Alors que la Mairie de Paris vient de lancer un appel à propositions pour distribuer 41 nouveaux emplacements de food trucks à travers la capitale, l’émergence de ces camions fait également l’actualité du côté de Hong Kong. Plusieurs restaurateurs expatriés à succès y voient une nouvelle façon de décliner et vendre leurs cuisines occidentales aux hongkongais mais hésitent encore à se lancer dans l’aventure. Jusqu’à présent, les rares nouveaux food trucks comme le The Butchers Club Truck se contentent de participer à des manifestations ponctuelles et à des marchés comme le Island East Market ou le Harbour Artisanal Food Market.

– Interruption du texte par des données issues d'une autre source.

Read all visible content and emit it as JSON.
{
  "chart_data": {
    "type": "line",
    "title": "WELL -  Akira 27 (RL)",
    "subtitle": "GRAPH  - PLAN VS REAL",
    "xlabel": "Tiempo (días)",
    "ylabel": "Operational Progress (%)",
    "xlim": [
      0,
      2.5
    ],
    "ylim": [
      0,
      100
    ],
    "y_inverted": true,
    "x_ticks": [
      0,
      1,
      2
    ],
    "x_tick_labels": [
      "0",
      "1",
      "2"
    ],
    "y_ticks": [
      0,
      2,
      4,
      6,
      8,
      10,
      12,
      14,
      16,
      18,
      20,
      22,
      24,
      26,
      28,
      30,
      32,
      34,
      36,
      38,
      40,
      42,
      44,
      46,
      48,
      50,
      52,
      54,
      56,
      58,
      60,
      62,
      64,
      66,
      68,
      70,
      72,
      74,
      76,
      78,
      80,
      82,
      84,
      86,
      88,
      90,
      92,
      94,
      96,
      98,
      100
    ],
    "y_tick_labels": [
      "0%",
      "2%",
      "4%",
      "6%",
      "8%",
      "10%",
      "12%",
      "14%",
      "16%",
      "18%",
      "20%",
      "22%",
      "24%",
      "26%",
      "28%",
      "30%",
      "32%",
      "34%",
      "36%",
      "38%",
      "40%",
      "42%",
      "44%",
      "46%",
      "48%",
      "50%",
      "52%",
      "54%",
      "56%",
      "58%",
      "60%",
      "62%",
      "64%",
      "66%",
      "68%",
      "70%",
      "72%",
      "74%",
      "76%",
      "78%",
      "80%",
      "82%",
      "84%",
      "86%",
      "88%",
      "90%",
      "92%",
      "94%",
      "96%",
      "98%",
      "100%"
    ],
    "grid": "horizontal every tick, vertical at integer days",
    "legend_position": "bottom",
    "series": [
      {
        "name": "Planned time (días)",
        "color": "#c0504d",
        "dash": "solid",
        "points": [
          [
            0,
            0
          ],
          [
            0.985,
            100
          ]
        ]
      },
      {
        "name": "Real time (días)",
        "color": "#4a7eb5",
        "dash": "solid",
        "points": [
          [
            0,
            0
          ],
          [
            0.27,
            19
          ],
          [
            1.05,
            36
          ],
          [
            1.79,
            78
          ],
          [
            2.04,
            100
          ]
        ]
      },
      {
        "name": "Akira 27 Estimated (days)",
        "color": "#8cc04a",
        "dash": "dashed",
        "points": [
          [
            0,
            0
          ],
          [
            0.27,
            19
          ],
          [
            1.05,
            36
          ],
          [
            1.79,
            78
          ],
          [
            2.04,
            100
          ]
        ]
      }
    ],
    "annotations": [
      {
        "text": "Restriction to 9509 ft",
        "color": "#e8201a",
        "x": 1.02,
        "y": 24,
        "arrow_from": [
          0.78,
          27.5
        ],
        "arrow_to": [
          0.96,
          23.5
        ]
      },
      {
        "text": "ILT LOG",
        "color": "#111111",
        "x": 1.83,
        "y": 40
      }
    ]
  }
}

Le souci est que les autorités hongkongaises font habituellement tout leur possible pour tuer la cuisine de rue principalement dans les quartiers touristiques du territoire. Pour eux, qu’importe si cette cuisine traditionnelle fait partie intégrante de l’identité de Hong Kong et des habitudes alimentaires de ses habitants. Les vendeurs de rue ne sont plus les bienvenus. Les Dai Pai Dong subissent la spéculation immobilière et une réglementation sanitaire de plus en plus contraignante. Ces restaurants typiques installés sur le trottoir à l’ombre des buildings disparaissent à petit feu alors qu’ils proposent d’authentiques spécialités cantonaises dont certaines n’existent pas dans les établissements conventionnels. Qui cuisinera d’aussi délicieuses soupes de nouilles à la tomate et du riz frit façon sin chew lorsque Sing Heung Yuen et Ball Kee seront contraints de plier bagage ? Pas grand monde. Le dernier exemple médiatisé de cette aseptisation effrénée est la fermeture du Graham Street Wet Market, l’un des plus vieux marchés de la ville.
L’apothéose de ce processus incompréhensible et absurde serait maintenant de céder à la pression des entrepreneurs et d’accorder de nouvelles licences à des food trucks tout beaux tout neufs vendant sur la chaussée des tacos et des burgers dans une ville souffrant de la pollution et totalement inadaptée au stationnement. En même temps, c’est exactement ce qu’est en train de faire la Mairie de Paris chez nous ! Je n’arriverai personnellement jamais à me faire à l’idée que l’on éradique des traditions et des cuisines de rue locales au profit d’une street food conceptuelle et mondialisée qui plus est préparée dans un camion.
Le tableau succinct que je dresse de la situation des Food Trucks à Hong Kong serait trompeur si je ne vous parlais pas de Mobile Softee 雪糕車. Il existe en réalité depuis longtemps un marchand ambulant qui sillonne tout le territoire de Hong Kong pour vendre aux jeunes gourmands de modestes glaces à la vanille. C’est bien cette histoire que je souhaitais à la base vous raconter aujourd’hui…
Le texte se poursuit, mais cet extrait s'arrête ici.